Arwen's death would be a side effect of Sauron obtaining the Ring, not a direct result of it. If Sauron gets the Ring, everyone is screwed, especially the Elves, because Sauron has a serious hate-boner for Elves. This is never explained in the movies.
Elves in Middle-earth are tragic figures, because they are doomed to grow weary of the world and filled with the accumulated sorrow of thousands of years seeing other creatures live, suffer, and die. Eventually, every Elf will be unable to bear any more heartache, and will depart Middle-earth, sailing to the Undying Lands.
When they were younger, Elrond and his brother Elros, both of whom were half Elf and half human, were given a choice between living as mortal men or living as immortal Elves. Elros chose to be a man and Elrond chose to be an Elf. Thus, Elrond would live forever, but would eventually grow weary and depart to the Undying Lands, never to return.
In the appendices to The Return of the King, we are told that:
... To the children of Elrond a choice was also appointed: to [eventually] pass with him from the circles of the world; or if they remained to become mortal and die in Middle-earth. For Elrond, therefore, all chances of the War of the Ring were fraught with sorrow.
-The Return of the King, Appendix A: "The Numenorean Kings"
Aragorn is a man, so he can't go to the Undying Lands, plus he has king stuff to do, so even if he was allowed to go there, he wouldn't be able to. Thus, because of the "choice" all Elrond's children must make, Arwen has to choose between going with her father to the Undying Lands and living there forever, but leaving behind the man she loves; or staying with Aragorn after her father departs, but becoming mortal.
So it isn't that the Ring is killing her, nor is it that loving Aragorn automatically entails dying. It is simply that staying in Middle-earth means she has to become mortal.
Things get even more complicated by the fact that the Elves have maintained their power through the 3 Rings they possess. As long as Sauron didn't have the One Ring, the Elves could use their Rings with no risk attached. But if Sauron regains the One Ring, the 3 Rings are no longer safe to use; if the One Ring is destroyed, the 3 Rings will become just as useless as regular rings. So no matter what happens to the One Ring, the Elves have to leave Middle-earth. This includes Elrond, of course.
So Arwen is dying because she has chosen to remain in Middle-earth after her father departs. It is less clear why she is literally about to die - in the books, she isn't dying now, she has just decided that at some point in the future she will die. In the movies, she is in the process of becoming dead.

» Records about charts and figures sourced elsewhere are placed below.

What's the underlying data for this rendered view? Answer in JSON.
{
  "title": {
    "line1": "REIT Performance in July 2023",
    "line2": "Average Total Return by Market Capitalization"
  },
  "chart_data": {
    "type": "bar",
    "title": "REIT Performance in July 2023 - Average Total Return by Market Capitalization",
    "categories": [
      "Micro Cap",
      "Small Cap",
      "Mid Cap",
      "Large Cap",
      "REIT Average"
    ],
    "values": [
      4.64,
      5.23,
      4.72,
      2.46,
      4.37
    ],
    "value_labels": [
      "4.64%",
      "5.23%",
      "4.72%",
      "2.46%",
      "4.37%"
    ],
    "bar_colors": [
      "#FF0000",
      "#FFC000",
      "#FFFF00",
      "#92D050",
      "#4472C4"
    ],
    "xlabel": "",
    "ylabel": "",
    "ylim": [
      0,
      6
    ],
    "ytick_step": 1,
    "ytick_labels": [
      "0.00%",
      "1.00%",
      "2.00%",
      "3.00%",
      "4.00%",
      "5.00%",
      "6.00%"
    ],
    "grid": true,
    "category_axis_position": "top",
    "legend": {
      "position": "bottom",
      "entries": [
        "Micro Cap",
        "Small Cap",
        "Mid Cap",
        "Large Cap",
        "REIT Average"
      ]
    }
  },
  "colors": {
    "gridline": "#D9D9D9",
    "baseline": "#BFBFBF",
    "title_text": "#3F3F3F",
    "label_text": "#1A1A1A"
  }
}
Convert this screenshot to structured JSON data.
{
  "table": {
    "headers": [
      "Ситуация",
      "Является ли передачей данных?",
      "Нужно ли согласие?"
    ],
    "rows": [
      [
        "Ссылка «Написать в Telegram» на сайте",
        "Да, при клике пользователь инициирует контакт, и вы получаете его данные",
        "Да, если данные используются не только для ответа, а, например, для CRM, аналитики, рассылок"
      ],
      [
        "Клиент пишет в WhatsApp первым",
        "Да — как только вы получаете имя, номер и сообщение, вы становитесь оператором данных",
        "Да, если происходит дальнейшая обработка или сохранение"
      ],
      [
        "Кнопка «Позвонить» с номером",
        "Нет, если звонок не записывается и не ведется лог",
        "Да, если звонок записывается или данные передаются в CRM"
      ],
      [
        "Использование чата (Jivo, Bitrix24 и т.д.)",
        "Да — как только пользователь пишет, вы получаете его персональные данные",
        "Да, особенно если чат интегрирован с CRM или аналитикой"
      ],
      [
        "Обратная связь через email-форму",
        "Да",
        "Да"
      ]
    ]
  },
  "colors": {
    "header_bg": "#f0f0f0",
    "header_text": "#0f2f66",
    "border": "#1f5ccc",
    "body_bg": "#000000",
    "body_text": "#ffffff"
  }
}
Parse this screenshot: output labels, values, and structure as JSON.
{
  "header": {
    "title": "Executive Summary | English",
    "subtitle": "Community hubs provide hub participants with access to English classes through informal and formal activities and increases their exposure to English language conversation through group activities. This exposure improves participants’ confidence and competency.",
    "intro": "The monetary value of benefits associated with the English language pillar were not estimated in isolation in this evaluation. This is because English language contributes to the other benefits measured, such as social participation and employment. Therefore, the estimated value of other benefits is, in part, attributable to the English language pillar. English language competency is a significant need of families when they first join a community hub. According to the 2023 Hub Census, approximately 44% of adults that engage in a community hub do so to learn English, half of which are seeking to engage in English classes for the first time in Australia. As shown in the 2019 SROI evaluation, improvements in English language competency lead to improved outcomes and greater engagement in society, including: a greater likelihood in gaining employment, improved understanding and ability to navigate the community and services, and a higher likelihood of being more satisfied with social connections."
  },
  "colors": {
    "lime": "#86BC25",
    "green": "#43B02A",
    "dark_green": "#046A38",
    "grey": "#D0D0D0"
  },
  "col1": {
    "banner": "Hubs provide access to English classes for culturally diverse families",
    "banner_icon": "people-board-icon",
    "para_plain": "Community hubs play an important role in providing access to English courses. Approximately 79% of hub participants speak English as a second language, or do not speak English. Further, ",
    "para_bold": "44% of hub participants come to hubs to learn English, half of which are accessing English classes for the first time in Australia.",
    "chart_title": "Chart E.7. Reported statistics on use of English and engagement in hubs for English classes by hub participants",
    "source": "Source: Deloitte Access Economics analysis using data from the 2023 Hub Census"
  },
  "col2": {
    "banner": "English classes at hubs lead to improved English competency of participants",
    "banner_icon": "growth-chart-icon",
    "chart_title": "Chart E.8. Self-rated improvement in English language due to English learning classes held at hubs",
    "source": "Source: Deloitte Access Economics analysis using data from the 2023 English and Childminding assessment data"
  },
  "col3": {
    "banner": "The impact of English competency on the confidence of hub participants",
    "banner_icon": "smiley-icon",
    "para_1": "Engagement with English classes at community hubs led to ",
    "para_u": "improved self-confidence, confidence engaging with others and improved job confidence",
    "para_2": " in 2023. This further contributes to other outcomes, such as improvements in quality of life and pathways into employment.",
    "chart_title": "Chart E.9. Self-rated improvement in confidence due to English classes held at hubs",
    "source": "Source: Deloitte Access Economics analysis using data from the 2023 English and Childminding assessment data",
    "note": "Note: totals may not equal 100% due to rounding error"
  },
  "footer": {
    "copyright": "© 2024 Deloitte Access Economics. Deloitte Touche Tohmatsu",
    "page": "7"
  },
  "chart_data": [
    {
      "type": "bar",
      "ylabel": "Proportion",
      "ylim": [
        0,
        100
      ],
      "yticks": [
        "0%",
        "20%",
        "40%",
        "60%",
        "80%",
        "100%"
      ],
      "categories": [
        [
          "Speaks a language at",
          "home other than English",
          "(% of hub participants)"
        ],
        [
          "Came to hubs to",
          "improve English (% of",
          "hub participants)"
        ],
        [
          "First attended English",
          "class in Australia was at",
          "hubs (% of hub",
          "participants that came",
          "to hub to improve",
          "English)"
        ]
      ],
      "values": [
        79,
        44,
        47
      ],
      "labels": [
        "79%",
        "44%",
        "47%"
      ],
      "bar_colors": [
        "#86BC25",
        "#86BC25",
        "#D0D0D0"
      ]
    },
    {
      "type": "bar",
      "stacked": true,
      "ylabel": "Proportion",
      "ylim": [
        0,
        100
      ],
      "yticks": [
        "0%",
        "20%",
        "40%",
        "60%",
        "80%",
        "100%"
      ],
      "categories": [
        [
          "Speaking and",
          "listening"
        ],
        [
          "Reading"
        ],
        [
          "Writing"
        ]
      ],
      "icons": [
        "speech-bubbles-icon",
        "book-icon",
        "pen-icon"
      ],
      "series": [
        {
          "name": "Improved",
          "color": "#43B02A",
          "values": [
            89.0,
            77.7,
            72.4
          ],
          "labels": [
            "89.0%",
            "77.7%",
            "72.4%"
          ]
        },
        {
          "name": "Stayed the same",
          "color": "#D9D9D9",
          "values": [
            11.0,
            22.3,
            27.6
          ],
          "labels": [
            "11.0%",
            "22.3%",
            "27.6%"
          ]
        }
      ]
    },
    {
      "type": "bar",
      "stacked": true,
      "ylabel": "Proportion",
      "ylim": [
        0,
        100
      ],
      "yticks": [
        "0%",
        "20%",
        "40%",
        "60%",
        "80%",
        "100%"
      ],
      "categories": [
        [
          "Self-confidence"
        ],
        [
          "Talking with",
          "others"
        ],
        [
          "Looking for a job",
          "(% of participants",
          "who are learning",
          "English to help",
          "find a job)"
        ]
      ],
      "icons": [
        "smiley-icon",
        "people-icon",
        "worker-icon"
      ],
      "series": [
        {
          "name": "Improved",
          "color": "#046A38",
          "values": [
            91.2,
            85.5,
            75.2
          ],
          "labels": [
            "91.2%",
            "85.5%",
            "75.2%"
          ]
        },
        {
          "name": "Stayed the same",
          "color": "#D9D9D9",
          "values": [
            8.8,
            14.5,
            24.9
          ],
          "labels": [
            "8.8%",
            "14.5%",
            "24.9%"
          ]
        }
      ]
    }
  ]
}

The only way I can make sense of the events in the movies is that Arwen is choosing to die immediately to guilt trip her dad into reforging the Shards of Narsil so Aragorn can become king. Once he does so, she's all like "OMG I GOT BETTER!".
In the books, Elrond doesn't need to be coerced into reforging Narsil - there, unlike the movies, Elrond has always supported Aragorn's journey towards kingship, and Aragorn has always intended to become king. Jackson changed Aragorn a bit- in the movies, Aragorn is "The Reluctant Hero", and has to be pushed and cajoled into doing what he was destined to do. Elrond is a bit annoyed by this, and at one point says something like "Aragorn turned away from that path long ago, he only wants to be a Ranger now".
So in the books, Narsil is remade before the Fellowship departs from Rivendell, but in the movies, Narsil isn't reforged until the middle of the third film. In the books, Elrond told Aragorn he couldn't marry Arwen until he was king, because Elrond didn't want Aragorn to become distracted from his main task of claiming the throne.
In the movies, Arwen actively chooses to die because it will force her dad to reforge Narsil so Aragorn can become the king, and then Elrond finds Aragorn and says "Get off your ass and become the king or Arwen will die". So really, deciding to die was Arwen's way of making sure her dad and her boyfriend did what they had to do.
The line about "Arwen's fate is now tied to the fate of the Ring" makes more sense in this light. Arwen will stay in Middle-earth no matter what, and if Sauron gets the Ring, everyone in Middle-earth, including Arwen, will be boned. If the Ring is destroyed, she'll stay with Aragorn, and die at some unknown time in the future.